Many consumers have never tried any of these trends, plant-based alternatives remain absent from daily diets for a large share of shoppers, protein content is rarely a decisive purchase factor, and protein snacks have yet to become part of everyday routines.
The barriers are not driven by lack of curiosity, but by concerns around value and credibility. Consumers question whether these products are worth the price, doubt the authenticity of their claimed benefits, and often perceive them as overly processed. These are rational objections that require equally rational answers.
Protein is a particularly instructive case study: there is strong passive awareness, with most consumers getting their protein from eggs, chicken, and dairy rather than functional products. Taste remains a non-negotiable: 88% require that taste either matches or exceeds the nutritional benefit. And the motivation is primarily general wellness and healthy aging, not athletic performance.

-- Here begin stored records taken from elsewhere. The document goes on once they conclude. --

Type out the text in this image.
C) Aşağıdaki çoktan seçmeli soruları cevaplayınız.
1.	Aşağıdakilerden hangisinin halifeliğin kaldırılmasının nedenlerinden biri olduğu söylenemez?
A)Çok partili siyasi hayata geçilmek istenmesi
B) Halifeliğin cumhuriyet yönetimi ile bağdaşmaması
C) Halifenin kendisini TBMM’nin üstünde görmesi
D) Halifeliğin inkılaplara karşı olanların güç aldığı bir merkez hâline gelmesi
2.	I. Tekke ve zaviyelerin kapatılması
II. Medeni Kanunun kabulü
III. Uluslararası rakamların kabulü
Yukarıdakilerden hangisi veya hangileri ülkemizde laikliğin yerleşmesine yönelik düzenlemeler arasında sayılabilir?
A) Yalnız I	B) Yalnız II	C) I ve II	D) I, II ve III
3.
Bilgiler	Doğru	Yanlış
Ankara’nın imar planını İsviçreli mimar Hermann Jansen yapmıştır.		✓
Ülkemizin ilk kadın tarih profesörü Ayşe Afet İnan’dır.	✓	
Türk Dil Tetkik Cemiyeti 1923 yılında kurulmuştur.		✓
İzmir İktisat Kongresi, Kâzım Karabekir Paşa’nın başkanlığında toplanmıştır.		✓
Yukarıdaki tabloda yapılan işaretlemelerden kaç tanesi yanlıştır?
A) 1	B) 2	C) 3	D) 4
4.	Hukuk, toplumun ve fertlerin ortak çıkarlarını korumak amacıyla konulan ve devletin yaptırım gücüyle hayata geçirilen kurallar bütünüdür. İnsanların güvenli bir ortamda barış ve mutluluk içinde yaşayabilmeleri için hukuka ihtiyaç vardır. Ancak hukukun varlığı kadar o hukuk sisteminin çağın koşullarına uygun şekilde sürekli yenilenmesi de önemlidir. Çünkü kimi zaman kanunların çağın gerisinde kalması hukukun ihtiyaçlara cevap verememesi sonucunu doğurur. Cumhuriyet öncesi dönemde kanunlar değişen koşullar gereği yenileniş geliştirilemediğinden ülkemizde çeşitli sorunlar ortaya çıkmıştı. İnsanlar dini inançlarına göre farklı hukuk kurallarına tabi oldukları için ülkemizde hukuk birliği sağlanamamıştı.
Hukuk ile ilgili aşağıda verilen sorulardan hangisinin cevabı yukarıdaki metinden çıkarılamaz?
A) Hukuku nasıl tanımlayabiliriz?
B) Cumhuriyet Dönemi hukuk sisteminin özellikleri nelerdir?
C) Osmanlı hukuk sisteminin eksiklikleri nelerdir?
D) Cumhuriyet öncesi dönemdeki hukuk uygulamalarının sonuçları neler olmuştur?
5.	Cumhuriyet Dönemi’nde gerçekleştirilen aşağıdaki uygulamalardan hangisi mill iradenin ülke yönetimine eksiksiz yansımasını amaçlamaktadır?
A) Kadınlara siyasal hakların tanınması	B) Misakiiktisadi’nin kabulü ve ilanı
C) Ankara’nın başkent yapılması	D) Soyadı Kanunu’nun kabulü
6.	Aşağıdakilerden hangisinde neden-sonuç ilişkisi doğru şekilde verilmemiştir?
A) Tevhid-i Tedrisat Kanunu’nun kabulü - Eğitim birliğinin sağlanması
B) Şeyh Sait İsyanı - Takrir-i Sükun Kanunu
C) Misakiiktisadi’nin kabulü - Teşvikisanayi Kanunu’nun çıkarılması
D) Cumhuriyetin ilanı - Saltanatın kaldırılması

The findings above are just the surface. The full report unpacks eight distinct dimensions of Romanian shopper behavior – from budget strategies and private label dynamics to emerging categories and the media sources consumers actually trust. Reach out at consumer@starcomww.com and explore the full insights.
Methodology
The study was conducted by the media agency Starcom Romania, in 6-11 May 2026, using the CAWI (Computer Assisted Interviews) method on a sample of 606, urban & rural, aged 18+ years old. The study is part of the HumanGraph Experience series, a research tool for analyzing and understanding human behavior in different contexts, focused on collecting and visualizing relevant data.